Diiringi para dewa dan bidadari-bidadari serta roh leluhur melakukan yoga.
Di sisi lain, pada setiap bulan purnama diyakini pula Dewa Bulan melakukan yoga.
Karena itu, umat diharapkan membuat persembahan sesuai kemampuan.
Untuk dipersembahkan kepada para dewa, terutama kepada Dewi Bulan.
Sesajen yang patut dipersembahkan saat bulan Purnama adalah penek kuning dengan lauk daging ayam putih siungan panggang, prayascita luih, dan reresik.
Dilengkapi pula dengan segehan agung satu tanding.
Upacara dilakukan di tempat suci pemujaan milik keluarga atau sanggah / merajan.
Serta pula di tempat suci untuk umum, seperti pura dan parhyangan.
Pada malam harinya umat diharapkan melakukan yoga semadi.

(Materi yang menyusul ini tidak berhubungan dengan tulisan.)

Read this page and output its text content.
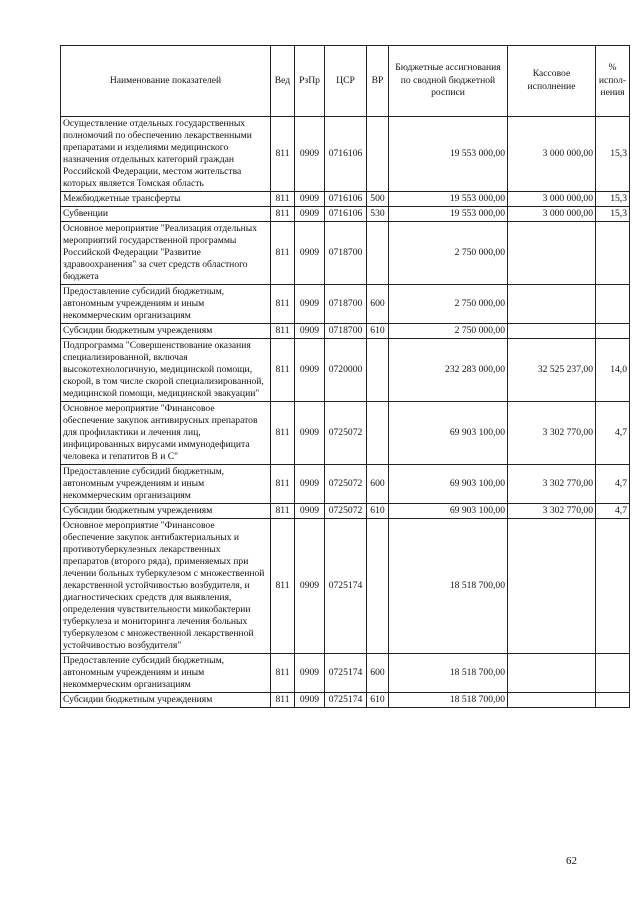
Наименование показателей	Вед	РзПр	ЦСР	ВР	Бюджетные ассигнования по сводной бюджетной росписи	Кассовое исполнение	% испол-нения
Осуществление отдельных государственных полномочий по обеспечению лекарственными препаратами и изделиями медицинского назначения отдельных категорий граждан Российской Федерации, местом жительства которых является Томская область	811	0909	0716106		19 553 000,00	3 000 000,00	15,3
Межбюджетные трансферты	811	0909	0716106	500	19 553 000,00	3 000 000,00	15,3
Субвенции	811	0909	0716106	530	19 553 000,00	3 000 000,00	15,3
Основное мероприятие "Реализация отдельных мероприятий государственной программы Российской Федерации "Развитие здравоохранения" за счет средств областного бюджета	811	0909	0718700		2 750 000,00		
Предоставление субсидий бюджетным, автономным учреждениям и иным некоммерческим организациям	811	0909	0718700	600	2 750 000,00		
Субсидии бюджетным учреждениям	811	0909	0718700	610	2 750 000,00		
Подпрограмма "Совершенствование оказания специализированной, включая высокотехнологичную, медицинской помощи, скорой, в том числе скорой специализированной, медицинской помощи, медицинской эвакуации"	811	0909	0720000		232 283 000,00	32 525 237,00	14,0
Основное мероприятие "Финансовое обеспечение закупок антивирусных препаратов для профилактики и лечения лиц, инфицированных вирусами иммунодефицита человека и гепатитов B и C"	811	0909	0725072		69 903 100,00	3 302 770,00	4,7
Предоставление субсидий бюджетным, автономным учреждениям и иным некоммерческим организациям	811	0909	0725072	600	69 903 100,00	3 302 770,00	4,7
Субсидии бюджетным учреждениям	811	0909	0725072	610	69 903 100,00	3 302 770,00	4,7
Основное мероприятие "Финансовое обеспечение закупок антибактериальных и противотуберкулезных лекарственных препаратов (второго ряда), применяемых при лечении больных туберкулезом с множественной лекарственной устойчивостью возбудителя, и диагностических средств для выявления, определения чувствительности микобактерии туберкулеза и мониторинга лечения больных туберкулезом с множественной лекарственной устойчивостью возбудителя"	811	0909	0725174		18 518 700,00		
Предоставление субсидий бюджетным, автономным учреждениям и иным некоммерческим организациям	811	0909	0725174	600	18 518 700,00		
Субсидии бюджетным учреждениям	811	0909	0725174	610	18 518 700,00		
62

Hari itu juga berbarengan dengan Kajeng Kliwon.
Dalam Sundarigama disebutkan, tata cara pelaksanaan saat Kajeng Kliwon sama dengan Kliwon.
Namun ditambah dengan segehan warna 5 ditata dalam satu wadah.

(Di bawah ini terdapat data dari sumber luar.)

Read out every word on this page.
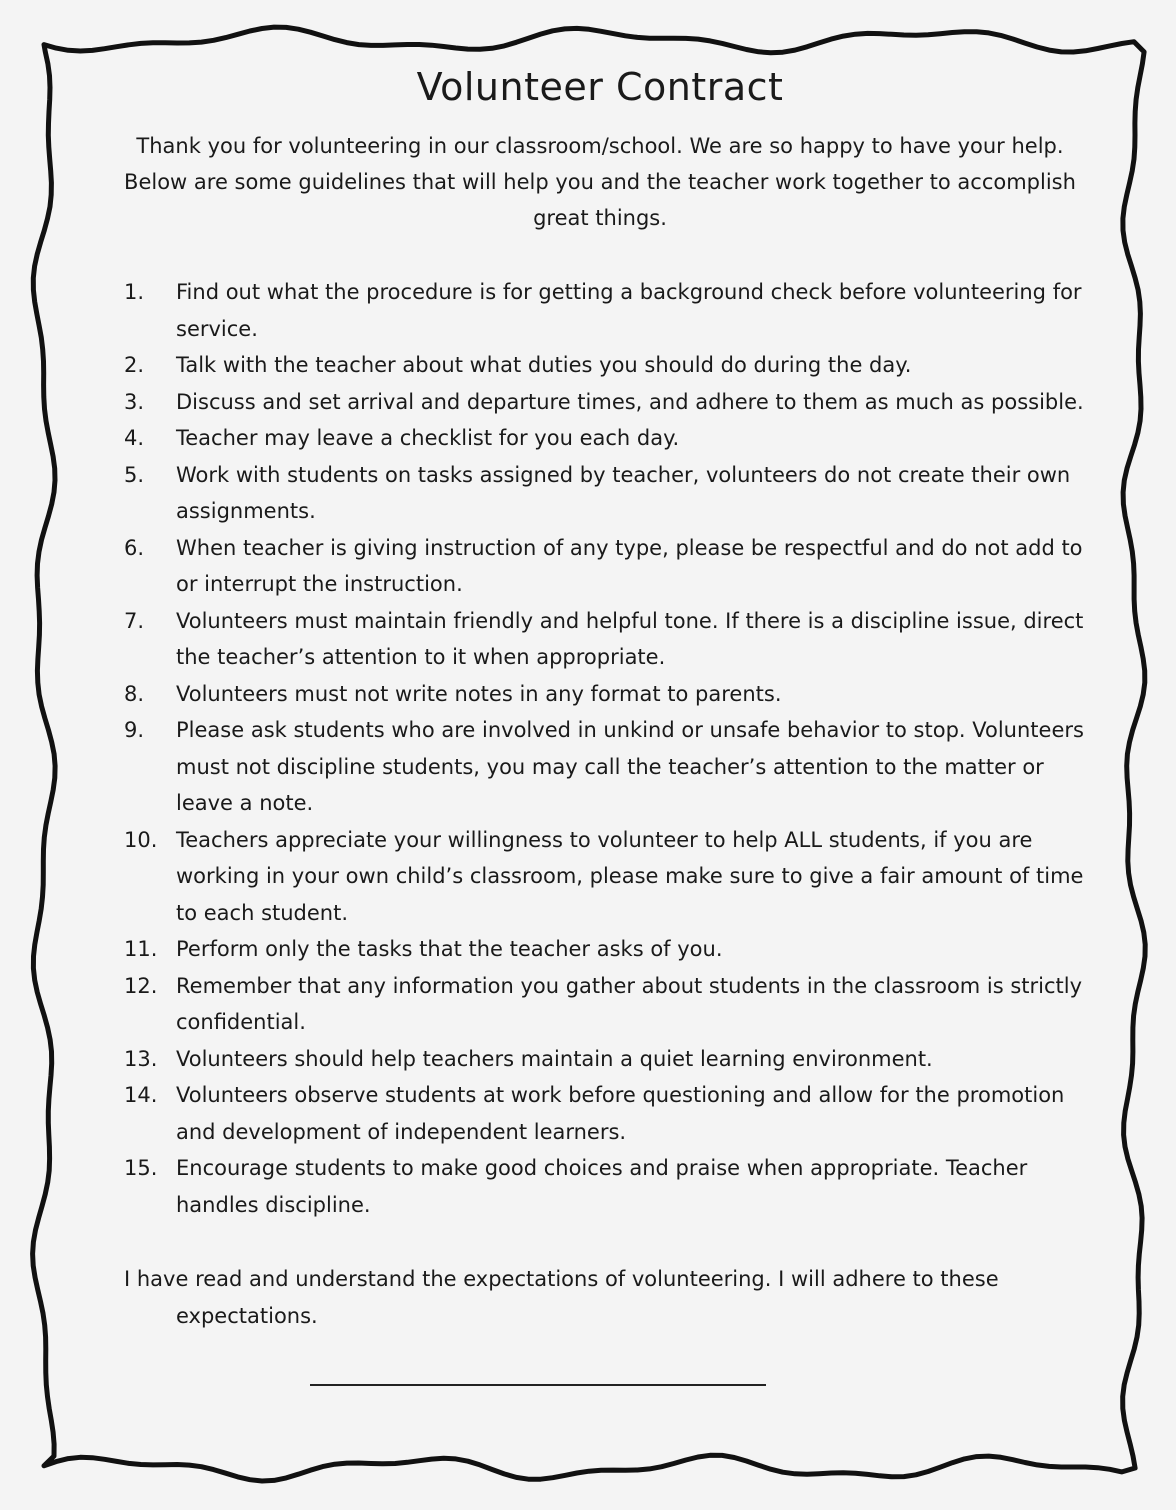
Volunteer Contract

Thank you for volunteering in our classroom/school. We are so happy to have your help. Below are some guidelines that will help you and the teacher work together to accomplish great things.

1. Find out what the procedure is for getting a background check before volunteering for service.
2. Talk with the teacher about what duties you should do during the day.
3. Discuss and set arrival and departure times, and adhere to them as much as possible.
4. Teacher may leave a checklist for you each day.
5. Work with students on tasks assigned by teacher, volunteers do not create their own assignments.
6. When teacher is giving instruction of any type, please be respectful and do not add to or interrupt the instruction.
7. Volunteers must maintain friendly and helpful tone. If there is a discipline issue, direct the teacher’s attention to it when appropriate.
8. Volunteers must not write notes in any format to parents.
9. Please ask students who are involved in unkind or unsafe behavior to stop. Volunteers must not discipline students, you may call the teacher’s attention to the matter or leave a note.
10. Teachers appreciate your willingness to volunteer to help ALL students, if you are working in your own child’s classroom, please make sure to give a fair amount of time to each student.
11. Perform only the tasks that the teacher asks of you.
12. Remember that any information you gather about students in the classroom is strictly confidential.
13. Volunteers should help teachers maintain a quiet learning environment.
14. Volunteers observe students at work before questioning and allow for the promotion and development of independent learners.
15. Encourage students to make good choices and praise when appropriate. Teacher handles discipline.
I have read and understand the expectations of volunteering. I will adhere to these
expectations.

Tempat mempersembahkan sesajen itu adalah di jalan keluar-masuk perumahan, di samping pintu masuk.
Sesajen berupa canang Lengawangi, Buratwangi, canang yasa, canang gantal, yang ditempatkan di atas dan dipersembahkan kepada Durgadewi.
Lalu sesajen yang di bawah ditujukan kepada Sang Durga Bhucari, Kala Bhucari, dan Bhuta Bhucari.

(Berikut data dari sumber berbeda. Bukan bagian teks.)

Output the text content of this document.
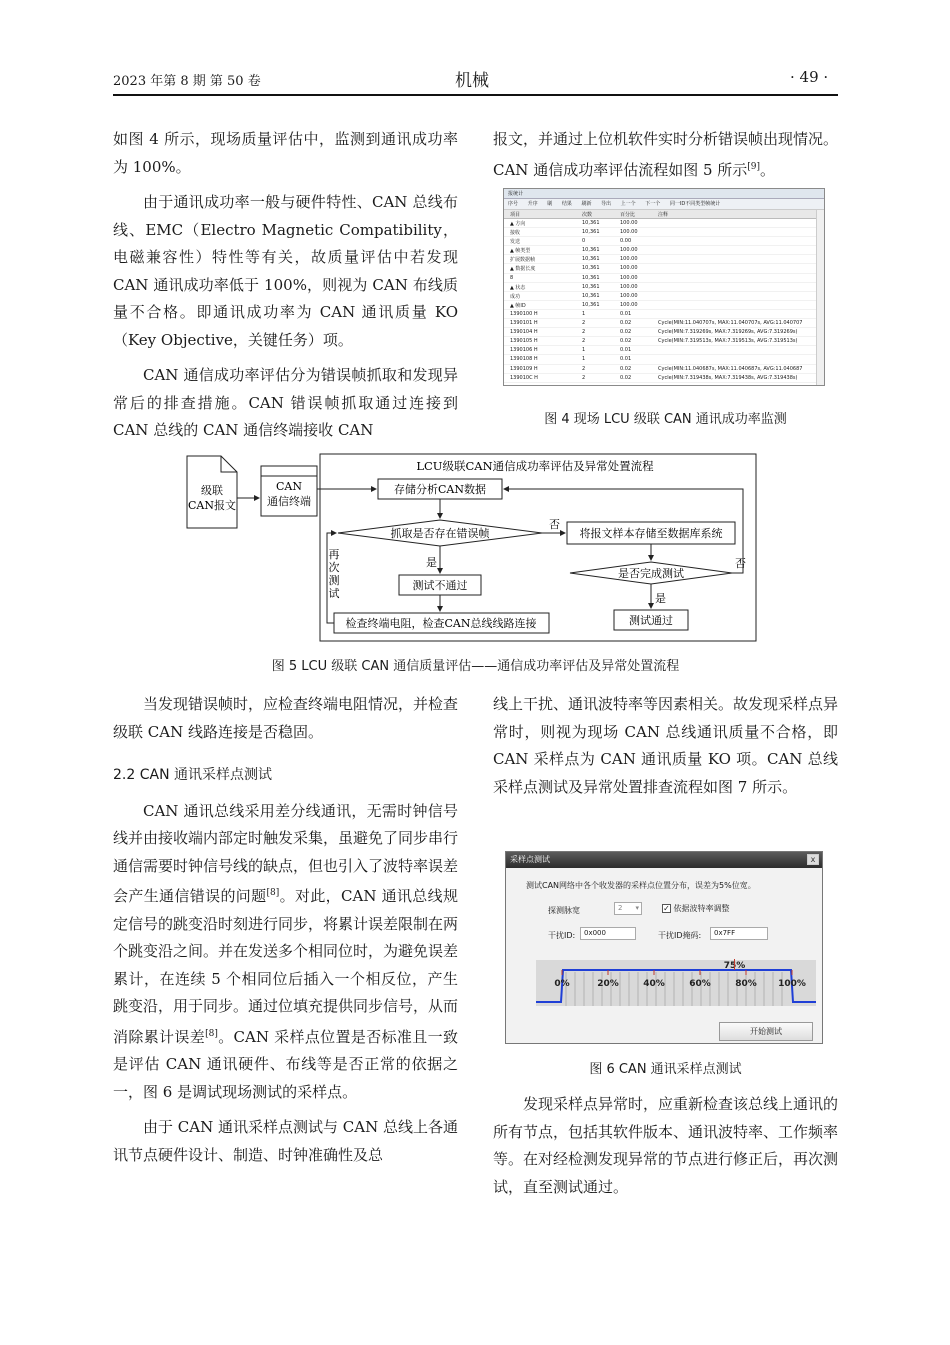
2023 年第 8 期 第 50 卷	机械	· 49 ·

如图 4 所示，现场质量评估中，监测到通讯成功率为 100%。

由于通讯成功率一般与硬件特性、CAN 总线布线、EMC（Electro Magnetic Compatibility，电磁兼容性）特性等有关，故质量评估中若发现 CAN 通讯成功率低于 100%，则视为 CAN 布线质量不合格。即通讯成功率为 CAN 通讯质量 KO（Key Objective，关键任务）项。

CAN 通信成功率评估分为错误帧抓取和发现异常后的排查措施。CAN 错误帧抓取通过连接到 CAN 总线的 CAN 通信终端接收 CAN

报文，并通过上位机软件实时分析错误帧出现情况。CAN 通信成功率评估流程如图 5 所示[9]。

报统计
序号 升序 刷 结果 刷新 导出 上一个 下一个 同一ID不同类型帧统计
项目	次数	百分比	注释
▲ 方向	10,361	100.00
接收	10,361	100.00
发送	0	0.00
▲ 帧类型	10,361	100.00
扩展数据帧	10,361	100.00
▲ 数据长度	10,361	100.00
8	10,361	100.00
▲ 状态	10,361	100.00
成功	10,361	100.00
▲ 帧ID	10,361	100.00
1390100 H	1	0.01
1390101 H	2	0.02	Cycle(MIN:11.040707s, MAX:11.040707s, AVG:11.040707
1390104 H	2	0.02	Cycle(MIN:7.319269s, MAX:7.319269s, AVG:7.319269s)
1390105 H	2	0.02	Cycle(MIN:7.319513s, MAX:7.319513s, AVG:7.319513s)
1390106 H	1	0.01
1390108 H	1	0.01
1390109 H	2	0.02	Cycle(MIN:11.040687s, MAX:11.040687s, AVG:11.040687
139010C H	2	0.02	Cycle(MIN:7.319438s, MAX:7.319438s, AVG:7.319438s)
图 4 现场 LCU 级联 CAN 通讯成功率监测
级联
CAN报文
CAN
通信终端
LCU级联CAN通信成功率评估及异常处置流程
存储分析CAN数据
抓取是否存在错误帧
否
将报文样本存储至数据库系统
是否完成测试
否
是
测试通过
是
测试不通过
检查终端电阻，检查CAN总线线路连接
再
次
测
试
图 5 LCU 级联 CAN 通信质量评估——通信成功率评估及异常处置流程

当发现错误帧时，应检查终端电阻情况，并检查级联 CAN 线路连接是否稳固。

2.2 CAN 通讯采样点测试

CAN 通讯总线采用差分线通讯，无需时钟信号线并由接收端内部定时触发采集，虽避免了同步串行通信需要时钟信号线的缺点，但也引入了波特率误差会产生通信错误的问题[8]。对此，CAN 通讯总线规定信号的跳变沿时刻进行同步，将累计误差限制在两个跳变沿之间。并在发送多个相同位时，为避免误差累计，在连续 5 个相同位后插入一个相反位，产生跳变沿，用于同步。通过位填充提供同步信号，从而消除累计误差[8]。CAN 采样点位置是否标准且一致是评估 CAN 通讯硬件、布线等是否正常的依据之一，图 6 是调试现场测试的采样点。

由于 CAN 通讯采样点测试与 CAN 总线上各通讯节点硬件设计、制造、时钟准确性及总

线上干扰、通讯波特率等因素相关。故发现采样点异常时，则视为现场 CAN 总线通讯质量不合格，即 CAN 采样点为 CAN 通讯质量 KO 项。CAN 总线采样点测试及异常处置排查流程如图 7 所示。

采样点测试	x
测试CAN网络中各个收发器的采样点位置分布，误差为5%位宽。
探测脉宽	2 ▾	✓ 依据波特率调整
干扰ID:	0x000	干扰ID掩码:	0x7FF
0%	20%	40%	60%	80% 100%
75%
开始测试
图 6 CAN 通讯采样点测试

发现采样点异常时，应重新检查该总线上通讯的所有节点，包括其软件版本、通讯波特率、工作频率等。在对经检测发现异常的节点进行修正后，再次测试，直至测试通过。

Pahalanya penghuni rumah akan mendapatkan keselamatan dan kesempurnaan.
Sebab jika tidak membuat persembahan seperti itu, ketiga Bhucari ini akan memohon izin kepada Durgadewi untuk membencanai dan menganggu penghuni rumah.
Membuat penyakit, mengundang guna-guna, seperti desti teluh dan menimbulkan berbagai hama penyakit.
Bahkan memasang pemusnah untuk memusnahkan vibrasi kekuatan rumah.
Sehingga para dewata kabur dan memberi kesempatan bagi bala pasukan Sang Hyang Adikala.
Terutama pasukan Bhatari Durga untuk melakukan perusakan.
Hal penting lainnya, perlu diingat bahwa pada hari Selasa Kliwon atau disebut Anggarakasih juga memiliki makna mencintai diri sendiri dan harus dilakukan setiap saat.
Karena itu manusia wajib memusnahkan segala bentuk penderitaan di dalam diri.
Segala bencana di dalam diri dengan cara melakukan yoga.
Sebab pula pada hari tersebut Sang Hyang Ayu melakukan yoga, dimana Sang Hyang Rudra mengenyahkan segala keburukan dan kejahatan di alam semesta.
Caranya tentu saja dengan mempersembahkan sesajen canang wangi-wangian di sanggah, dilengkapi dengan bunga harum, dupa harum, dan memohon air suci.
9 Hari Suci Buda Cemeng wuku Ukir
11 Hari Suci Payogan Bhatara Shri
15 Hari Suci Anggara Kasih Kulantir lan Hari Suci Kajeng Kliwon Uwudan
21 Hari Suci Soma Umanis Tolu
23 Hari Suci Tilem Sasih Kelima
30 Hari Suci Buda Kliwon Gumbreg lan Hari Suci Kajeng Kliwon Enyitan
Dalam Lontar Sundarigama, disebutkan bahwa saat purnama, tilem dan Kajeng Kliwon adalah Hari Suci.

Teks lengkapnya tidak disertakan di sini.